James and Zoe Ride Bikes

Feeling like Manhattan just possibly might not be all there is to America, we're setting out to see what we've been missing...

July 20th/Day 48 –Twin Bridges, MT to Ennis, MT. 47 miles (James)

I’ll be honest with you: cycle touring had been wearing on me a little. We’d done big climbs, headwinds, early mornings etc, but I just hadn’t done anything other than cycling, preparing for cycling and recovering from cycling for a long while. I was a bit fed up last night. But today was one to raise the spirits. And all this despite a 6:00 alarm and being on the road by 6:50.

Strong gusts the night before had us paranoid that we’d be riding into the wind all day, but the winds grow throughout the day, so we got up early to beat the weather. 8 miles later (involving neither wind nor conversation) and we were in Sheridan, ready for breakfast and we smashed bacon, eggs, pancakes, French toast etc. The day was looking up.

And up we had to go. We had to gain the better part of 1000 feet before we could begin the climb proper, but it was gentle (sneak hills, as Zoe calls them, because they sometimes appear flat and make you wonder why the pedalling is so hard). The route followed a formerly bandit-infested route called Alder Gulch, an environmental catastrophe the likes of which I’ve never seen. Gold was found here, and garnets too. To access the former, locals invented a dredging machine about 30 metres long which dug down and overturned all the earth like a giant plow. What they left were seemingly endless rows of giant gravel piles. The old vegetation was buried underneath the river stones atop which they used to sit, and now with all the topsoil washed away nothing can grow on the bare rocks. They found gold, but they left a whole gully which is just gray heaps with the odd tree scattered between.
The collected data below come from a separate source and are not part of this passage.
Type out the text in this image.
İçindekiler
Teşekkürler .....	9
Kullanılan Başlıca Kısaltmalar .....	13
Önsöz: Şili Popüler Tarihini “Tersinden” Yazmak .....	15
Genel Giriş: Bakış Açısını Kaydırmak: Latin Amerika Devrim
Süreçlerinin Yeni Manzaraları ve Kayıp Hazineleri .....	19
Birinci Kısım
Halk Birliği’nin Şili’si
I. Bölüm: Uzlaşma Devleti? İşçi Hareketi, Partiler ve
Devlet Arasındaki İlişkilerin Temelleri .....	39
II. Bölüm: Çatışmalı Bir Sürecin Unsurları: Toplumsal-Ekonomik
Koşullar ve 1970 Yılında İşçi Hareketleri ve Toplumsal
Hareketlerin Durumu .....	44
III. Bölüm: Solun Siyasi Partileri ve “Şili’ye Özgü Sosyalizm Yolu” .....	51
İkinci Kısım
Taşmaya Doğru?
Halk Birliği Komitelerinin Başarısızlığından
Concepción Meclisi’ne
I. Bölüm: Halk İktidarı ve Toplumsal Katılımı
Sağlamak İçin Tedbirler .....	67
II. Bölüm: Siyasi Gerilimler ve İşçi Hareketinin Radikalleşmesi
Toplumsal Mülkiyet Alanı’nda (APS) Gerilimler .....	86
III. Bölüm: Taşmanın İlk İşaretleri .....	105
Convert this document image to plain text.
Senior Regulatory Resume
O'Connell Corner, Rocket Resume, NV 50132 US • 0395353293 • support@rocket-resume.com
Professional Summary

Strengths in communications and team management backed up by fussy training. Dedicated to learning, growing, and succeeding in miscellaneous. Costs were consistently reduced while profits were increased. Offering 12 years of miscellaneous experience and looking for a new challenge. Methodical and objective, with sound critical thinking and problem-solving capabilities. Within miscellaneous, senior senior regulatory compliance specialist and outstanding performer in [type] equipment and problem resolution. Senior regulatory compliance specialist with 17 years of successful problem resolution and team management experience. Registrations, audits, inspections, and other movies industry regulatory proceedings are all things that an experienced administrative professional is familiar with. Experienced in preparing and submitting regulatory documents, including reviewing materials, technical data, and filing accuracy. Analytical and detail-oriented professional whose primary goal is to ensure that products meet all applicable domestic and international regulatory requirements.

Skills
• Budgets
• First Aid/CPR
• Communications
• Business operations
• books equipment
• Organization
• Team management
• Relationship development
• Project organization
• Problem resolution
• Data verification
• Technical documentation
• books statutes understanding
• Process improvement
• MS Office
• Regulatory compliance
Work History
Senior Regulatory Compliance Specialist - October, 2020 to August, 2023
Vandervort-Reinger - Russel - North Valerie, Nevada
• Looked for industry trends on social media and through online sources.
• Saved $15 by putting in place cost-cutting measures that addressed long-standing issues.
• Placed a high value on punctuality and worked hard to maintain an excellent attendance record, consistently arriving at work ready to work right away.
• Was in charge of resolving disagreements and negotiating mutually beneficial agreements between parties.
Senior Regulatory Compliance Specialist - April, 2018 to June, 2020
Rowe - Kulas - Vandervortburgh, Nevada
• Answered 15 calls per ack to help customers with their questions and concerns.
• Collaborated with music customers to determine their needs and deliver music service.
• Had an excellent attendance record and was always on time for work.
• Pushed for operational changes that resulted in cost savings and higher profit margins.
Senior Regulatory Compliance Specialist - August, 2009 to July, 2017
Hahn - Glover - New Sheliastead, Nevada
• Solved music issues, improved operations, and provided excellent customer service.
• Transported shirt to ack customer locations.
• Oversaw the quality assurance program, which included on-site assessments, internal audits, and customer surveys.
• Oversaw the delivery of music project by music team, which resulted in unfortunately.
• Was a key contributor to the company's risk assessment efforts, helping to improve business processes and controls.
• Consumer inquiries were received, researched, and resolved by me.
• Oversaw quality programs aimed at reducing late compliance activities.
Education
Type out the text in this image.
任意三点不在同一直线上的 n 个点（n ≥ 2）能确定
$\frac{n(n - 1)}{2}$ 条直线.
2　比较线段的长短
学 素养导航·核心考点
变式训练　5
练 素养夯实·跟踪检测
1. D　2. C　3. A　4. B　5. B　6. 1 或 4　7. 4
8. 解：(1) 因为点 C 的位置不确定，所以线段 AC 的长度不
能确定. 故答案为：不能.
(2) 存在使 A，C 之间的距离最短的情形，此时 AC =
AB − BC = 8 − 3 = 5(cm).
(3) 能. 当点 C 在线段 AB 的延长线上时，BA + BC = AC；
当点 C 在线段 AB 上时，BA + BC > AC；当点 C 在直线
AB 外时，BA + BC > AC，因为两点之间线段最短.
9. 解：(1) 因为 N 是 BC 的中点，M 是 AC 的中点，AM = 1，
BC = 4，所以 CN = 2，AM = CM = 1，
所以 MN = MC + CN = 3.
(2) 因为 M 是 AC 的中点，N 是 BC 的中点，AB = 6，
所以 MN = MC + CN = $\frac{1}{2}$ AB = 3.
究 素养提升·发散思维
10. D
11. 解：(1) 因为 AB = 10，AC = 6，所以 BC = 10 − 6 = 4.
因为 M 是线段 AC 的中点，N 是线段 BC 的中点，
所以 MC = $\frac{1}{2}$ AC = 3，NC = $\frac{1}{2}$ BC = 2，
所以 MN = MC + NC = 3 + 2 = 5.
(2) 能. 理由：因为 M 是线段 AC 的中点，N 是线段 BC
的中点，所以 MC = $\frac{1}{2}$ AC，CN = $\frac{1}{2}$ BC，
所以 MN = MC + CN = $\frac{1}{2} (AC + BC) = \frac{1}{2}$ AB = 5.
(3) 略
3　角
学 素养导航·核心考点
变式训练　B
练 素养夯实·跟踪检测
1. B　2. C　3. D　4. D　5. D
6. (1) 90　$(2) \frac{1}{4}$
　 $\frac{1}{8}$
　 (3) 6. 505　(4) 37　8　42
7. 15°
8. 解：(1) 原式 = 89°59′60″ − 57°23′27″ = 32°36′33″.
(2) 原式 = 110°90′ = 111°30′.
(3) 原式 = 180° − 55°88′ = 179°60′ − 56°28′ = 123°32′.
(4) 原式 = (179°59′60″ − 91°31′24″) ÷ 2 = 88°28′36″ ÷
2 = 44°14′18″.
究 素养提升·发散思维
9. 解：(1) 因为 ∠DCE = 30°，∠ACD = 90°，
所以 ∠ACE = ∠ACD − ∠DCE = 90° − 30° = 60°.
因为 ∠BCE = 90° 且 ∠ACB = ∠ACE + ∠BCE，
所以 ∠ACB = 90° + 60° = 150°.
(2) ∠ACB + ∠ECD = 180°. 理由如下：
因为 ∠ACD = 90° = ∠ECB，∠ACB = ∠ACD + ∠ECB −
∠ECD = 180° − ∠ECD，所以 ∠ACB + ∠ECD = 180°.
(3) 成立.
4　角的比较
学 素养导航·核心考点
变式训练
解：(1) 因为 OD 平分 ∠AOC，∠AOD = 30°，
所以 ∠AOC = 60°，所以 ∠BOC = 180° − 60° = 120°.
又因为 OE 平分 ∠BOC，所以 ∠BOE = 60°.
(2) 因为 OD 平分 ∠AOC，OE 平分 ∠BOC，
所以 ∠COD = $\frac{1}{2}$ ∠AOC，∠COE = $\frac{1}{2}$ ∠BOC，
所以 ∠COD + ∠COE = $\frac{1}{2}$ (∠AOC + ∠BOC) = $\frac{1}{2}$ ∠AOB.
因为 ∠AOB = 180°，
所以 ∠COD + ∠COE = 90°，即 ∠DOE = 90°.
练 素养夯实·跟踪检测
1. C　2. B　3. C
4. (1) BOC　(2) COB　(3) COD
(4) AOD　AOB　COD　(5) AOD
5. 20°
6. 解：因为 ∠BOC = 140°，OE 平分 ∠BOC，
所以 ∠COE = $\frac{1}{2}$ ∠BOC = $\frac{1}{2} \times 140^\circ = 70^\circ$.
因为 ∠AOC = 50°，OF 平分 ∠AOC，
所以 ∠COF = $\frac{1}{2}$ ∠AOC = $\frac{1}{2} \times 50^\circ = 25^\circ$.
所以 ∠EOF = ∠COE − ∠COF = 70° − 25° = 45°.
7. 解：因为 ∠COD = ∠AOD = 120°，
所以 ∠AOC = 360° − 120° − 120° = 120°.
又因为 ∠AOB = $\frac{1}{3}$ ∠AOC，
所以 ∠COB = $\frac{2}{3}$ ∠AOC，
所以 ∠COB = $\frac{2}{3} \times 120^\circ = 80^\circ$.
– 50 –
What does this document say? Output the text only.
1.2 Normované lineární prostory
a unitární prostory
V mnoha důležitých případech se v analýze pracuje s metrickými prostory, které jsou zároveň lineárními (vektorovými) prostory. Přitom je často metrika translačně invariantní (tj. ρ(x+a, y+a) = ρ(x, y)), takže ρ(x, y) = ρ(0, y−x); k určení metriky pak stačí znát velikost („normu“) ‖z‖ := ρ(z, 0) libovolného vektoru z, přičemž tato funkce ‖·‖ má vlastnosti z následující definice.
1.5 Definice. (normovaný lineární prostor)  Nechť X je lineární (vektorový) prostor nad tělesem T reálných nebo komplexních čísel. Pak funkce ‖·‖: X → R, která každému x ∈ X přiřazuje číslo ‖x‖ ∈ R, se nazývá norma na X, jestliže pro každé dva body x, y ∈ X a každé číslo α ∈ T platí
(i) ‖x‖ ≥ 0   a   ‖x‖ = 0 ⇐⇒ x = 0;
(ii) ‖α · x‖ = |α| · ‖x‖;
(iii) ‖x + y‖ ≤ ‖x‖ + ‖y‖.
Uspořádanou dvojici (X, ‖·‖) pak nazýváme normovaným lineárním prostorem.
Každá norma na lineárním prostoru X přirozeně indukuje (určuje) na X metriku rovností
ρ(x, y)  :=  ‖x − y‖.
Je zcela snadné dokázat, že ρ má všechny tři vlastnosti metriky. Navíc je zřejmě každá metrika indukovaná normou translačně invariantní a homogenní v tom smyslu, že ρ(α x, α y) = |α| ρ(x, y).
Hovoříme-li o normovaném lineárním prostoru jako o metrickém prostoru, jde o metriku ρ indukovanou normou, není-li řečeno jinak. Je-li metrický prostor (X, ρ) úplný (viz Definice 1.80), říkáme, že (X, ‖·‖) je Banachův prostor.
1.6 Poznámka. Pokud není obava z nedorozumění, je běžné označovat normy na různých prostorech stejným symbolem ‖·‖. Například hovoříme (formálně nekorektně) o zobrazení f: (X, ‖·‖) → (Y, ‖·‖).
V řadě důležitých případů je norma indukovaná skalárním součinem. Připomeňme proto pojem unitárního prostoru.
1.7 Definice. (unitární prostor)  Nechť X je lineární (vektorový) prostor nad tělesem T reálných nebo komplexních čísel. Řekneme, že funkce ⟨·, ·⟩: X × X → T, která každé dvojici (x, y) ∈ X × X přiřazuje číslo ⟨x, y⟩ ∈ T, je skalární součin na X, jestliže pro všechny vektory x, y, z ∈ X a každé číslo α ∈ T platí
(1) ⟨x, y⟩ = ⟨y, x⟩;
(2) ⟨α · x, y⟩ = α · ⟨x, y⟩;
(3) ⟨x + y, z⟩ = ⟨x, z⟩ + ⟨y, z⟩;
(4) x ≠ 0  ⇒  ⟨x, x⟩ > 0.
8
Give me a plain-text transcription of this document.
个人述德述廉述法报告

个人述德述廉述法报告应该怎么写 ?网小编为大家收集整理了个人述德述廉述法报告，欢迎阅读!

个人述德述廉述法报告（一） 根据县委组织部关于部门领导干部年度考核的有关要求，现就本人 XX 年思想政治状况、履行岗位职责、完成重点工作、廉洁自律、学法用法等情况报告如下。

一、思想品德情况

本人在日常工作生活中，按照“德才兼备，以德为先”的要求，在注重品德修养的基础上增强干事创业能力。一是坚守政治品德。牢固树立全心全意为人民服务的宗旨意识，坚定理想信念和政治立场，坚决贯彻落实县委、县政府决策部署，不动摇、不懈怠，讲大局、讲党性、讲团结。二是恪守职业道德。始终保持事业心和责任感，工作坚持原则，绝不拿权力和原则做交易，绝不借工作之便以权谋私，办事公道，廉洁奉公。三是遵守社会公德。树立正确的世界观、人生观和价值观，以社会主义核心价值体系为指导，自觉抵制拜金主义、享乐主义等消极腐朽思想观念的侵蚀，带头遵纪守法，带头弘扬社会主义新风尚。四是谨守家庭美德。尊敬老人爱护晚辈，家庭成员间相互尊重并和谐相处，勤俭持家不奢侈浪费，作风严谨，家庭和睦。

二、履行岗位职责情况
At the top, however, were two of the old mining towns: Nevada City and Virginia City. Both were abandoned in the early 20th century, but a couple of pioneer enthusiasts bought the remaining buildings in the 50s to preserve them. They also bought other 19th century timber structures and took them to these two towns for refuge, and you can now wander around an almost perfect time capsule, going up on balconies, looking at a couple of rare interiors, and pretending to be a cowboy or cowgirl (a lot of fun). It’s like a theme park, but it’s a real, functioning (albeit touristy) town still. One of the real highlights of the tour, and Zoe couldn’t stop taking photos. To make it better, we saw a grandma getting a lift on the back of a trail bike. We also came across a family from Alabama, and overheard their conversation:

Mother: “Why can’t I be Abraham Lincoln?”

Young Son: “Because you’re a girl.”

Mother: “So? I want to be Abraham Lincoln”

Young Son: “You can’t.”

Older son: “I want to be Robert E. Lee.”

Mother and young son (almost ashamed): “Oh…yeah. That’s right.”

In Virginia City, we looked up at the pass, a 1200 foot route winding between mountains. A cinnamon bun each for power and we began. We’d heard it was terrible but it really wasn’t that bad, and it was certainly one of the more scenic passes we’ve explored. Suitably impressed, we nonetheless had no idea how good it would get. We rounded a slight bend over the top, passed through a gap and suddenly burst out onto a view of the entire Madison river valley far below. The Romanist nerds among you may know the passages of Livy and Polybius which tell of an exhausted Hannibal staggering through the pass over the Alps and suddenly looking down on the Po plain and all of Italy. I never really believed that from one mountain route you could all of a sudden see such an expanse of land, but you really can! We saw for miles. Mountains, river, plain, town, everything. Zoe’s tried to take panoramic photos and we’ll see if we can stitch them together to make a widescreen print. If we can, it’ll be gold. And the best part in cycling terms was the greatest descent in the history of descents. It wasn’t busy, it had good roads, it was beautiful and we reached new maximum speeds: Zoe has the speedo and clocked 45.7 mph, and Caleb left her for dust. He has the advantage of larger wheels, but he’s also developed a trademark, low resistance crouch that he calls TIE fighter position. Basically, he lies his stomach flat on his saddle, puts his pelvis back on the sleeping roll which is strapped to his back rack, and then makes “p’dew, p’dew, p’dew” laser noises. It looks funny, but he gets real low and goes real fast. As an added bonus, every time we through the hill was over, we came over another crest and dropped another couple-hundred feet. Very much like being on a roller coaster that never goes up.

We pulled into Ennis in no time, planning on going another 25 miles, but after grocery shopping and two flat tires we decided to have an early end to the day and get ice cream. Fantastic ice cream. Coffee-cream, graham cracker and peanut butter, chocolate, and one called moose tracks, which was vanilla with swirls of fudge and bits of peanut butter cups. Now we sit in a beautiful RV park overlooking the river and mountains with geese, cattle, herons and we’ve been promised deer and elk. Sunset is beautiful, dinner’s on the go and I for one am pretty pleased that we called it quits and had an afternoon of leisure after such a satisfying ride.